Quant aux dépenses, lorsque nous sommes arrivés au pouvoir, les dépenses de programmes au Canada, sans compter les intérêts, se chiffraient à environ 120 milliards de dollars par année. Aujourd'hui, sept ou huit ans plus tard, elle se monte à 120 milliards de dollars par année. On parle d'un taux d'accroissement correspondant au taux d'inflation plus le taux d'accroissement de la population. Mais depuis que nous sommes au pouvoir, nous avons augmenté les dépenses moins que nous l'aurions fait si nous avions appliqué la formule du taux d'inflation plus le taux d'accroissement de la population.

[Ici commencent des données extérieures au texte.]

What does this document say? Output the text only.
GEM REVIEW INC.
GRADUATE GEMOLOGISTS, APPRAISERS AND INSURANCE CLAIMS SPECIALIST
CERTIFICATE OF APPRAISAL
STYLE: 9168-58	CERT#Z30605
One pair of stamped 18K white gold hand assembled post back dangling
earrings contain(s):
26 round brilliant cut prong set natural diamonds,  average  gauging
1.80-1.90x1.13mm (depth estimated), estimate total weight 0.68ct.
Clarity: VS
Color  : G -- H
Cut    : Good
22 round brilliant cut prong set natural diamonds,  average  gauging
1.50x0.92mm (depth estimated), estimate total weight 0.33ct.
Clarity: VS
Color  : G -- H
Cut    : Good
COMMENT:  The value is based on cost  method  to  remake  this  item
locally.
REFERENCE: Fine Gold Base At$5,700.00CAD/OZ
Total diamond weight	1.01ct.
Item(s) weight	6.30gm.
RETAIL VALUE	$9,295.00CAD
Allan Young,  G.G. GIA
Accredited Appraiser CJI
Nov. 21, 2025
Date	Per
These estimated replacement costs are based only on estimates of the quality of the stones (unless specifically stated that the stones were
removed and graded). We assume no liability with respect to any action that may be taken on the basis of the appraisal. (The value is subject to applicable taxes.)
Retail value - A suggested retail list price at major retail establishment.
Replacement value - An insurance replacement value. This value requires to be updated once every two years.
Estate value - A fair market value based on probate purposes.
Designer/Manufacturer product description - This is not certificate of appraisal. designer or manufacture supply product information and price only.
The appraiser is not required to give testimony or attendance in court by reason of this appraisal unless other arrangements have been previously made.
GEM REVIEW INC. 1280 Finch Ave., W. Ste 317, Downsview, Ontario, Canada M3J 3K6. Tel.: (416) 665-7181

Par conséquent, nous nous en sommes mieux tirés que ne l'aurait fait l'Alliance, ou l'ancien Parti réformiste, et nous nous en sommes mieux tirés aussi par rapport à ce qu'ils auraient fait sur le plan du remboursement de la dette.

Vous dites aussi que les dépenses augmentent de 5 p. 100. Je ne sais pas d'où vous tirez ce chiffre-là. Personne ne projette un accroissement des dépenses de 5 p. 100 par année. En fait, le taux d'accroissement des dépenses est considérablement plus faible.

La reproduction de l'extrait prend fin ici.